AGA Report Shows Impact of COVID-19 on US Casino Gaming

The American Gaming Association (AGA) published its State of the States 2021 report recently, showing just how much of an impact the pandemic had on the US gaming industry last year.

According to the report, revenue for the US commercial casino gaming industry dropped over 31% year on year.

All 25 states that have physical commercial casino gaming options reported a drop in revenue compared to 2019.  The severity of the COVID-19 restrictions and the length of government mandated closures throughout the year impacted the size of the declines.

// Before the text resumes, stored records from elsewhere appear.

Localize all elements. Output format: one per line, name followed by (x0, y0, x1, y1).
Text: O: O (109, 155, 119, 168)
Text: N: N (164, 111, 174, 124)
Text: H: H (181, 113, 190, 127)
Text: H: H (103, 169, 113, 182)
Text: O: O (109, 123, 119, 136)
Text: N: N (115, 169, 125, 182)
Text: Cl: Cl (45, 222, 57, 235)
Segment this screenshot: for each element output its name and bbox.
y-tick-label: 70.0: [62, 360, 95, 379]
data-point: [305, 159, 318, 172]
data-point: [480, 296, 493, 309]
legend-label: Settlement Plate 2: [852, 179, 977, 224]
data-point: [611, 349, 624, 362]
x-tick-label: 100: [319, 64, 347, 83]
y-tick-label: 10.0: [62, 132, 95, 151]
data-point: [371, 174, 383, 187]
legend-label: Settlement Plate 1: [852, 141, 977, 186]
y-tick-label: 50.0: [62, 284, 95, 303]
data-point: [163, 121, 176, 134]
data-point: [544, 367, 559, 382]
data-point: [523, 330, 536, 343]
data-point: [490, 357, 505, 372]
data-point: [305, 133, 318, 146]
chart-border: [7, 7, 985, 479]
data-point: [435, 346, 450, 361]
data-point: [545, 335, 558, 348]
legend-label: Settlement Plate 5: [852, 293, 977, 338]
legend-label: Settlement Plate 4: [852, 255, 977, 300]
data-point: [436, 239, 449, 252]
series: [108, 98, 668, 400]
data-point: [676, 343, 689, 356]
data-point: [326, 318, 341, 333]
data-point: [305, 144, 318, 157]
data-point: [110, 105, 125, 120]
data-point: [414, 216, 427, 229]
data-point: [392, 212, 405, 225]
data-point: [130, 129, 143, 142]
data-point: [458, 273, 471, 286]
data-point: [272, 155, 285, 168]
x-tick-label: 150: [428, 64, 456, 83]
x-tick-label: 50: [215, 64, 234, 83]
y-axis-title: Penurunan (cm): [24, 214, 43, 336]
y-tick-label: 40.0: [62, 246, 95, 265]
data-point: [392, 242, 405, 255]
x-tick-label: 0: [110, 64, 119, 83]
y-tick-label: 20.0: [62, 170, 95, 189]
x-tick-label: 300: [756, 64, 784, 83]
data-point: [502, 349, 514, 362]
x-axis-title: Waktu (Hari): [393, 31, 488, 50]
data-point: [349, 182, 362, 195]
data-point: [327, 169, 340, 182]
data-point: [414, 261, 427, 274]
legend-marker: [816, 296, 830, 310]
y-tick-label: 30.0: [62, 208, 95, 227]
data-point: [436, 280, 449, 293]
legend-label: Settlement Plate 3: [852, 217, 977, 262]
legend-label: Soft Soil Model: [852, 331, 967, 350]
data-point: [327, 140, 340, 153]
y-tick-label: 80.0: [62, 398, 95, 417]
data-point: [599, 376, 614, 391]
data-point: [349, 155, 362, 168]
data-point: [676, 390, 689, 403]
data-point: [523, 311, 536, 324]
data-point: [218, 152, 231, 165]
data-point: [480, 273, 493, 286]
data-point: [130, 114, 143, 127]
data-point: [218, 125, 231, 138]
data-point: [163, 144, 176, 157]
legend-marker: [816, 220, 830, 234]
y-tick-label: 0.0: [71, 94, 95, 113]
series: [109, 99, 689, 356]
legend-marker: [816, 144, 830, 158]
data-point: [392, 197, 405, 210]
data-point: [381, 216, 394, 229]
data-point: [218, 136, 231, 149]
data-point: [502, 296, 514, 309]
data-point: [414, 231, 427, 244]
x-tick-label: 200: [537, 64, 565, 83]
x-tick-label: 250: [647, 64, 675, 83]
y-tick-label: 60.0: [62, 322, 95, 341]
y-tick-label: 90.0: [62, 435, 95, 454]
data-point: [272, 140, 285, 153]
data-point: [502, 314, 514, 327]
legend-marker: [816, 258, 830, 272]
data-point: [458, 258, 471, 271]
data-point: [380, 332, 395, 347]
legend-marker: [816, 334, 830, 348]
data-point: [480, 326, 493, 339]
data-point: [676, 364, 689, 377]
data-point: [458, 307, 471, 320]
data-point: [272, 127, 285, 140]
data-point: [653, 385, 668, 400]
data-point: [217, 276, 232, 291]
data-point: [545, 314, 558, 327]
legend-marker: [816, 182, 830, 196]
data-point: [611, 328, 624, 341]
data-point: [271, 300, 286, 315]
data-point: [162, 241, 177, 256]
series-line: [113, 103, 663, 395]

New Mexico, which closed its casinos in the middle of March 2020 and remained that way until the end of the year, reported the steepest decline out of all the states. South Dakota, on the other hand, only shut its casinos for 7 weeks and therefore saw less of an impact from the virus.

It was a whole different ball-game for sports betting in the US, however.

In 2020, Americans wagered $21.5 billion on sports (up from $13 billion in 2019). Revenue from legal sports betting operations grew nearly 70%.

“The gaming industry faced enormous challenges in 2020 – and we also saw significant changes, as player demographics shifted and emerging verticals saw strong growth,” said the president and CEO of the AGA, Bill Miller.

“From sharp revenue declines, to booming legal sports betting activity and overwhelming voter enthusiasm behind gaming, this year’s report reflects both the highs and lows of the past year.”

Highlights from the AGA report:

  • US casinos were closed for 27% of the year on average.
  • Commercial casinos lost 45,600 business days.
  • 19 states (and Washington, DC) have active legal sports betting markets.

Looking Ahead

The AGA said that the first quarter of 2021 looked extremely promising. The quarter tied for the highest-grossing quarterly total ever in the history of commercial gaming revenue in the US.

“The first quarter of 2021 clearly shows that consumer interest in gaming never waned, despite the challenges of 2020,” added Miller. “This momentum is a direct result of our industry’s ability to provide safe environments for our employees and guests to return to and is a strong indicator that our recovery is on the horizon.”